By the method, the random forest model is trained by extracting the unstructured data in the log data, so that the interference of invalid data is reduced, the training process is accelerated, and the training efficiency is improved. Moreover, vectorization processing is carried out on the text data through the Word2Vec algorithm, the natural language processing technology is favorably applied to the abnormal detection of the log data, and the obtained abnormal detection model can automatically detect the log data without artificial interference, so that the applicability of the abnormal detection model is improved.
Based on the same conception, the invention also provides an abnormality detection method. In the anomaly detection method, the adopted anomaly detection model is obtained by training by adopting any one of the anomaly detection model training methods provided by the invention.

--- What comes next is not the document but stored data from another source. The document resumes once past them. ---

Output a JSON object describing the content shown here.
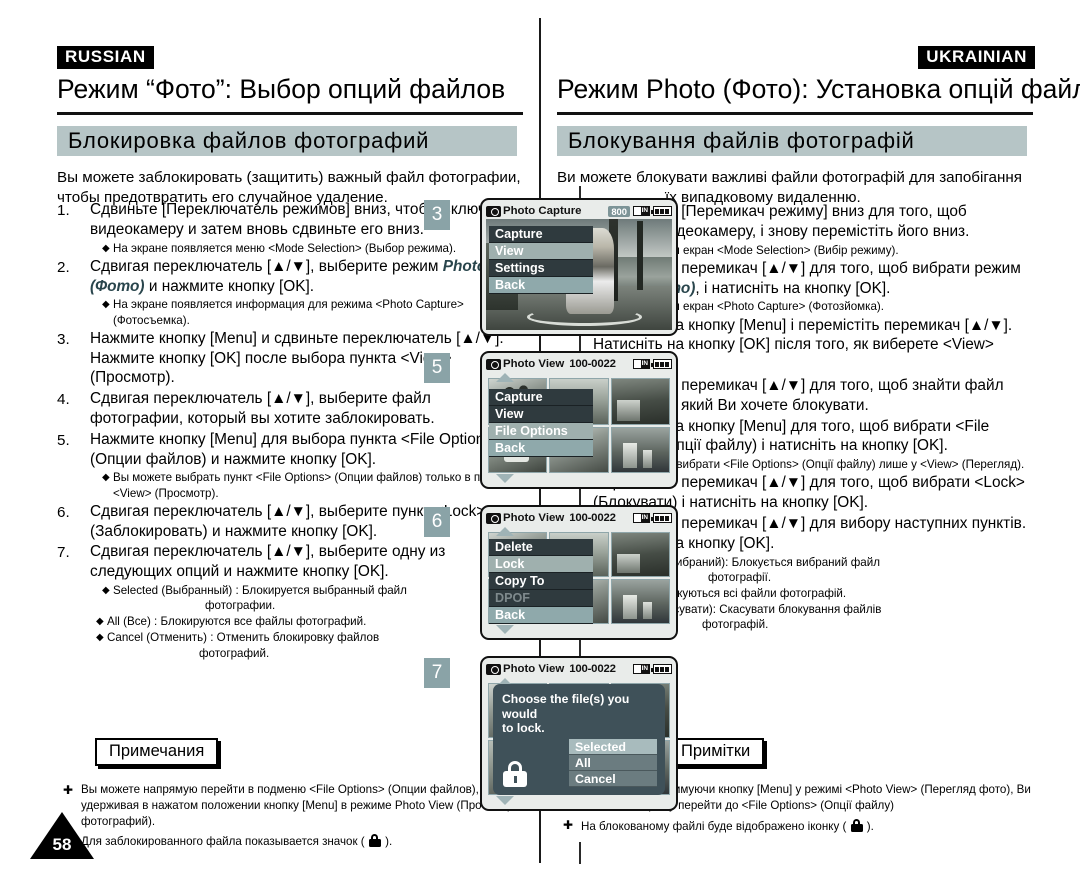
{
  "page": {
    "number": "58"
  },
  "russian": {
    "lang_tag": "RUSSIAN",
    "title": "Режим “Фото”: Выбор опций файлов",
    "section_heading": "Блокировка файлов фотографий",
    "intro_line1": "Вы можете заблокировать (защитить) важный файл фотографии,",
    "intro_line2": "чтобы предотвратить его случайное удаление.",
    "steps": [
      {
        "num": "1.",
        "text": "Сдвиньте [Переключатель режимов] вниз, чтобы включить видеокамеру и затем вновь сдвиньте его вниз.",
        "bullets": [
          "На экране появляется меню <Mode Selection> (Выбор режима)."
        ]
      },
      {
        "num": "2.",
        "text_pre": "Сдвигая переключатель [▲/▼], выберите режим ",
        "text_em": "Photo (Фото)",
        "text_post": " и нажмите кнопку [OK].",
        "bullets": [
          "На экране появляется информация для режима <Photo Capture> (Фотосъемка)."
        ]
      },
      {
        "num": "3.",
        "text": "Нажмите кнопку [Menu] и сдвиньте переключатель [▲/▼]. Нажмите кнопку [OK] после выбора пункта <View> (Просмотр).",
        "bullets": []
      },
      {
        "num": "4.",
        "text": "Сдвигая переключатель [▲/▼], выберите файл фотографии, который вы хотите заблокировать.",
        "bullets": []
      },
      {
        "num": "5.",
        "text": "Нажмите кнопку [Menu] для выбора пункта <File Options> (Опции файлов) и нажмите кнопку [OK].",
        "bullets": [
          "Вы можете выбрать пункт <File Options> (Опции файлов) только в подменю <View> (Просмотр)."
        ]
      },
      {
        "num": "6.",
        "text": "Сдвигая переключатель [▲/▼], выберите пункт <Lock> (Заблокировать) и нажмите кнопку [OK].",
        "bullets": []
      },
      {
        "num": "7.",
        "text": "Сдвигая переключатель [▲/▼], выберите одну из следующих опций и нажмите кнопку [OK].",
        "bullets": []
      }
    ],
    "option_bullets": [
      {
        "main": "Selected (Выбранный) : Блокируется выбранный файл",
        "indent": "фотографии."
      },
      {
        "main": "All (Все) : Блокируются все файлы фотографий.",
        "indent": ""
      },
      {
        "main": "Cancel (Отменить) : Отменить блокировку файлов",
        "indent": "фотографий."
      }
    ],
    "notes_label": "Примечания",
    "notes": [
      {
        "text": "Вы можете напрямую перейти в подменю <File Options> (Опции файлов), удерживая в нажатом положении кнопку [Menu] в режиме Photo View (Просмотр фотографий).",
        "lock": false
      },
      {
        "text_pre": "Для заблокированного файла показывается значок ( ",
        "text_post": " ).",
        "lock": true
      }
    ]
  },
  "ukrainian": {
    "lang_tag": "UKRAINIAN",
    "title": "Режим Photo (Фото): Установка опцій файлу",
    "section_heading": "Блокування файлів фотографій",
    "intro_line1": "Ви можете блокувати важливі файли фотографій для запобігання",
    "intro_line2": "їх випадковому видаленню.",
    "steps": [
      {
        "num": "1.",
        "text": "Перемістіть [Перемикач режиму] вниз для того, щоб включити відеокамеру, і знову перемістіть його вниз.",
        "bullets": [
          "З'являється екран <Mode Selection> (Вибір режиму)."
        ]
      },
      {
        "num": "2.",
        "text_pre": "Перемістіть перемикач [▲/▼] для того, щоб вибрати режим ",
        "text_em": "Photo (Фото)",
        "text_post": ", і натисніть на кнопку [OK].",
        "bullets": [
          "З'являється екран <Photo Capture> (Фотозйомка)."
        ]
      },
      {
        "num": "3.",
        "text": "Натисніть на кнопку [Menu] і перемістіть перемикач [▲/▼]. Натисніть на кнопку [OK] після того, як виберете <View> (Перегляд).",
        "bullets": []
      },
      {
        "num": "4.",
        "text": "Перемістіть перемикач [▲/▼] для того, щоб знайти файл фотографії, який Ви хочете блокувати.",
        "bullets": []
      },
      {
        "num": "5.",
        "text": "Натисніть на кнопку [Menu] для того, щоб вибрати <File Options> (Опції файлу) і натисніть на кнопку [OK].",
        "bullets": [
          "Ви можете вибрати <File Options> (Опції файлу) лише у <View> (Перегляд)."
        ]
      },
      {
        "num": "6.",
        "text": "Перемістіть перемикач [▲/▼] для того, щоб вибрати <Lock> (Блокувати) і натисніть на кнопку [OK].",
        "bullets": []
      },
      {
        "num": "7.",
        "text": "Перемістіть перемикач [▲/▼] для вибору наступних пунктів. Натисніть на кнопку [OK].",
        "bullets": []
      }
    ],
    "option_bullets": [
      {
        "main": "Selected (Вибраний): Блокується вибраний файл",
        "indent": "фотографії."
      },
      {
        "main": "All (Всі): Блокуються всі файли фотографій.",
        "indent": ""
      },
      {
        "main": "Cancel (Скасувати): Скасувати блокування файлів",
        "indent": "фотографій."
      }
    ],
    "notes_label": "Примітки",
    "notes": [
      {
        "text": "Натиснувши і утримуючи кнопку [Menu] у режимі <Photo View> (Перегляд фото), Ви зможете напряму перейти до <File Options> (Опції файлу)",
        "lock": false
      },
      {
        "text_pre": "На блокованому файлі буде відображено іконку ( ",
        "text_post": " ).",
        "lock": true
      }
    ]
  },
  "screens": [
    {
      "badge": "3",
      "title": "Photo Capture",
      "file": "",
      "counter": "800",
      "memory": "IN",
      "menu": [
        {
          "label": "Capture",
          "state": "normal"
        },
        {
          "label": "View",
          "state": "selected"
        },
        {
          "label": "Settings",
          "state": "normal"
        },
        {
          "label": "Back",
          "state": "highlight"
        }
      ]
    },
    {
      "badge": "5",
      "title": "Photo View",
      "file": "100-0022",
      "counter": "",
      "memory": "IN",
      "menu": [
        {
          "label": "Capture",
          "state": "normal"
        },
        {
          "label": "View",
          "state": "normal"
        },
        {
          "label": "File Options",
          "state": "selected"
        },
        {
          "label": "Back",
          "state": "highlight"
        }
      ]
    },
    {
      "badge": "6",
      "title": "Photo View",
      "file": "100-0022",
      "counter": "",
      "memory": "IN",
      "menu": [
        {
          "label": "Delete",
          "state": "normal"
        },
        {
          "label": "Lock",
          "state": "selected"
        },
        {
          "label": "Copy To",
          "state": "normal"
        },
        {
          "label": "DPOF",
          "state": "dim"
        },
        {
          "label": "Back",
          "state": "highlight"
        }
      ]
    },
    {
      "badge": "7",
      "title": "Photo View",
      "file": "100-0022",
      "counter": "",
      "memory": "IN",
      "dialog": {
        "message_line1": "Choose the file(s) you would",
        "message_line2": "to lock.",
        "buttons": [
          {
            "label": "Selected",
            "state": "selected"
          },
          {
            "label": "All",
            "state": "normal"
          },
          {
            "label": "Cancel",
            "state": "normal"
          }
        ]
      }
    }
  ],
  "colors": {
    "accent_bar": "#b6c5c6",
    "badge": "#8aa3a7",
    "menu_bg": "#2f3a3e",
    "menu_selected": "#9fb0ae",
    "dialog_bg": "#3f5159"
  }
}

By the method, the acquired log data to be detected can be automatically detected based on the trained anomaly detection model, and the field of the log data to be detected does not need to be determined by artificial monitoring, so that when the server system is anomalous, the problem can be quickly positioned, and the problem can be timely solved.
Fig. 2 is a flow chart of a proposed anomaly detection method according to an exemplary embodiment. As shown in fig. 2, the abnormality detection method includes steps S201 to S203 as follows.

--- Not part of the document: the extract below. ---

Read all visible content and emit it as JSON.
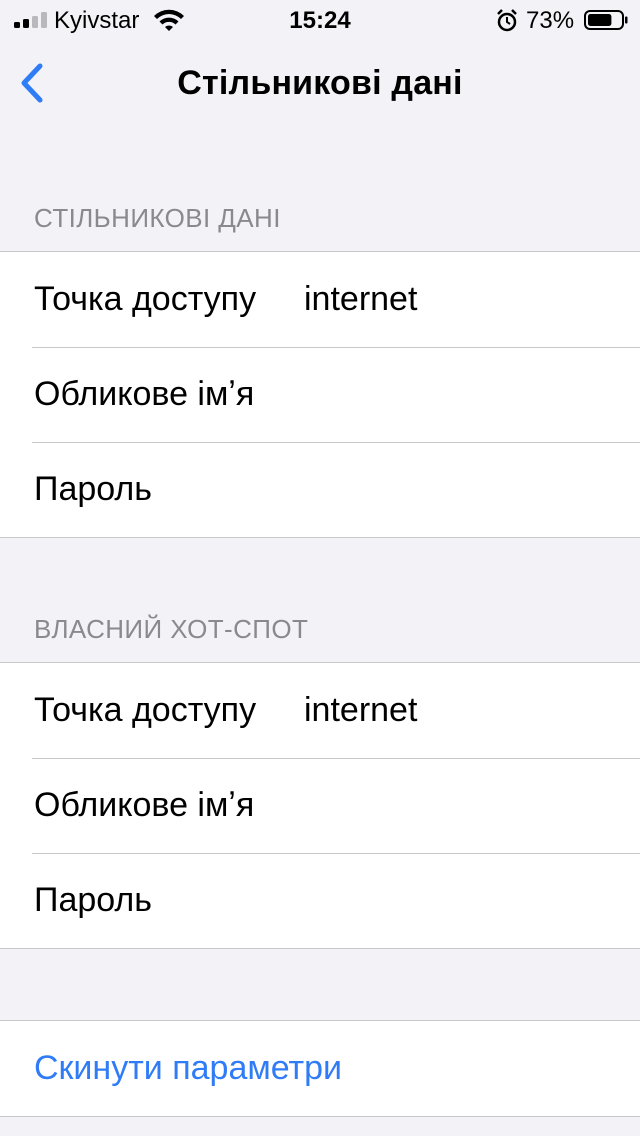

In step S201, log data to be tested of the server system is acquired.
In the embodiment of the present invention, the log data to be detected may be historical log data acquired within a specified time or log data obtained through real-time monitoring. And if the historical log data is acquired within the specified time, the log data to be detected is batch log data. And if the log data is obtained by real-time monitoring, the log data to be detected is single log data. In one example, the acquisition of batch log data for detection or the acquisition of single log data for inspection may be determined according to the data size of the server system or the detection requirement of the server system.
In step S202, the log data to be detected is preprocessed to obtain a word vector to be detected and a vector to be detected.

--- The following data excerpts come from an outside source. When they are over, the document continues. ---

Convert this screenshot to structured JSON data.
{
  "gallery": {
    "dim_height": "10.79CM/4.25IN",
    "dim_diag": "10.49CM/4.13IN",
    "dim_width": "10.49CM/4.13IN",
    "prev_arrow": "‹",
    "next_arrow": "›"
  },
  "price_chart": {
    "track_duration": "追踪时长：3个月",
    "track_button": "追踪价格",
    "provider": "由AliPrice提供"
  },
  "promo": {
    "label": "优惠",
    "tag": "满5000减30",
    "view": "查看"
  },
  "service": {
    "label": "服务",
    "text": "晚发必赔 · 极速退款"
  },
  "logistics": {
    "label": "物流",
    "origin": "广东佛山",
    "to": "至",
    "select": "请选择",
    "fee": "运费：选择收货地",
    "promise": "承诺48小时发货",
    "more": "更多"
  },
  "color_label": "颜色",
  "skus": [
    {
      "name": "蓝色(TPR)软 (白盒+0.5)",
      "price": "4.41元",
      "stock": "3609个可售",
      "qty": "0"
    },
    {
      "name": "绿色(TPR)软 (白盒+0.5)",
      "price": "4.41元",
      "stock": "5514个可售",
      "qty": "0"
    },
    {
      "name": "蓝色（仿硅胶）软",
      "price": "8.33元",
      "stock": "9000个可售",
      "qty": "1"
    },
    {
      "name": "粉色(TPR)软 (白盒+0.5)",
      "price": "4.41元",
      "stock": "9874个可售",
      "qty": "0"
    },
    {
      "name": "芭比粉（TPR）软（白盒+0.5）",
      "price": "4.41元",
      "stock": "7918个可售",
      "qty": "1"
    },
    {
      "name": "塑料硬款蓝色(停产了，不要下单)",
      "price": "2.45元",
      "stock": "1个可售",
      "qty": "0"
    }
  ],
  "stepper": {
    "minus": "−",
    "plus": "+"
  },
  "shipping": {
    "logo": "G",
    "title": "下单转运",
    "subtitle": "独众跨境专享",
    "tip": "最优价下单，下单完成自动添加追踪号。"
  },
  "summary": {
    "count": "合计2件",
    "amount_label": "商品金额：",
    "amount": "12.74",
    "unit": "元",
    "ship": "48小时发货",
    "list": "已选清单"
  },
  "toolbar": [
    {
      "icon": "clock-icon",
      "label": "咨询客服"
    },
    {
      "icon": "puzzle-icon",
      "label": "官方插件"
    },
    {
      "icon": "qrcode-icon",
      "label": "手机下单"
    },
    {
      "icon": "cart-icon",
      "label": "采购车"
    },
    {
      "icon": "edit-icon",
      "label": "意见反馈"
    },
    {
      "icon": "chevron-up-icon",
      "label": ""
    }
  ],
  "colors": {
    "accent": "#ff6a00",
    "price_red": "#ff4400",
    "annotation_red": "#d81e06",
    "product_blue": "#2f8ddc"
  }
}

In the embodiment of the invention, because the log data to be detected comprises the non-structural data, in order to enable the abnormal detection model to detect the log data to be detected, the log data to be detected is preprocessed, and the log data to be detected is converted into a word vector to be detected and a vector to be detected, which can be used for detection.
In step S203, the word vector to be detected and the vector to be detected are input to the anomaly detection model, so as to obtain an anomaly detection result of the log data.
In the embodiment of the present invention, the anomaly detection result may include data normality or data anomaly.
And if the acquired log data to be detected is single log data, the anomaly detection model performs detection according to the input word vector to be detected and the input vector to be detected to obtain an anomaly detection result corresponding to the log data to be detected.
If the acquired log data to be detected is batch log data, when the abnormality detection model detects according to the input word vector to be detected and the input vector to be detected, the log data belonging to the abnormal data in the log data to be detected is firstly judged, and when an abnormality detection result is output, the log data is output in a targeted manner according to the log data.
Through the embodiment, the acquired log data to be detected can be automatically detected based on the trained abnormity detection model, and the log data field needing to be detected is determined without artificial monitoring, so that when the server system is abnormal, the problem can be quickly positioned, and the problem can be timely solved.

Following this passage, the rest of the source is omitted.